O presidente do INEM, Luís Mendes Cabral, rejeitou que o novo sistema de triagem tenha falhado no caso do homem de 78 anos que morreu no Seixal depois de quase três horas à espera de socorro. Em conferência de imprensa, Mendes Cabral justificou a situação com a falta de ambulâncias disponíveis naquele momento e afirmou que “o INEM fez o seu trabalho”.
A vítima ligou pela primeira vez para o INEM às 11h20 de terça-feira, sendo classificada como prioridade 3, com previsão de acionamento de meios em até 60 minutos. Duas chamadas seguintes, às 13h29 e 14h05, reportaram a demora e, no último contacto, a vítima já estava em paragem cardiorrespiratória. Só às 14h09 foi enviada a viatura médica de Almada, que entretanto tinha ficado livre.

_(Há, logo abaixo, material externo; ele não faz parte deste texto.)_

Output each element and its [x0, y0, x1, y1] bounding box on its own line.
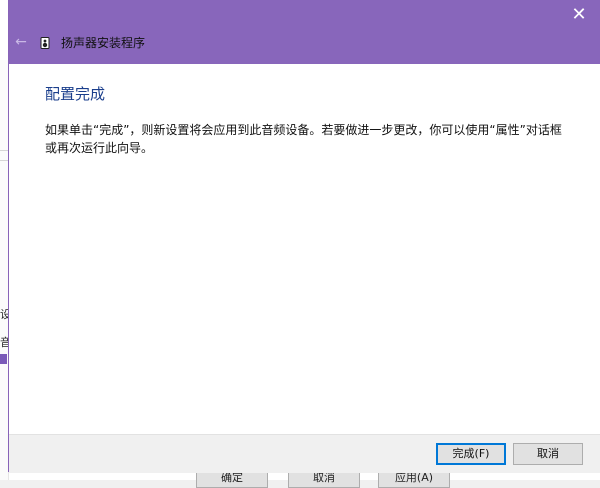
title-bar: ✕ ← 扬声器安装程序: [9, 0, 600, 64]
speaker-setup-dialog: ✕ ← 扬声器安装程序 配置完成 如果单击“完成”，则新设置将会应用到此音频设备…: [8, 0, 600, 473]
finish-button[interactable]: 完成(F): [436, 443, 506, 465]
background-accent: [0, 354, 7, 364]
dialog-footer: 完成(F) 取消: [9, 434, 600, 473]
cancel-button[interactable]: 取消: [513, 443, 583, 465]
back-arrow-icon: ←: [15, 34, 27, 50]
background-divider: [0, 150, 8, 151]
background-divider: [0, 160, 8, 161]
dialog-title: 扬声器安装程序: [61, 36, 146, 50]
close-icon[interactable]: ✕: [568, 4, 590, 26]
description-text: 如果单击“完成”，则新设置将会应用到此音频设备。若要做进一步更改，你可以使用“属…: [45, 123, 562, 155]
speaker-icon: [40, 37, 50, 49]
page-heading: 配置完成: [45, 85, 106, 103]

O novo sistema de triagem, em vigor desde 2 de janeiro, tem sido alvo de críticas, sobretudo por deixar doentes à espera mesmo quando há meios disponíveis. O Sindicato dos Técnicos de Emergência Pré-Hospitalar apontou “falha do Estado” e admitiu que o sistema pode ter contribuído para o desfecho trágico.
O caso motivou ainda intervenção política: o Bloco de Esquerda enviou perguntas à ministra da Saúde, pedindo esclarecimentos sobre a demora do socorro e as medidas que o Governo planeia adotar.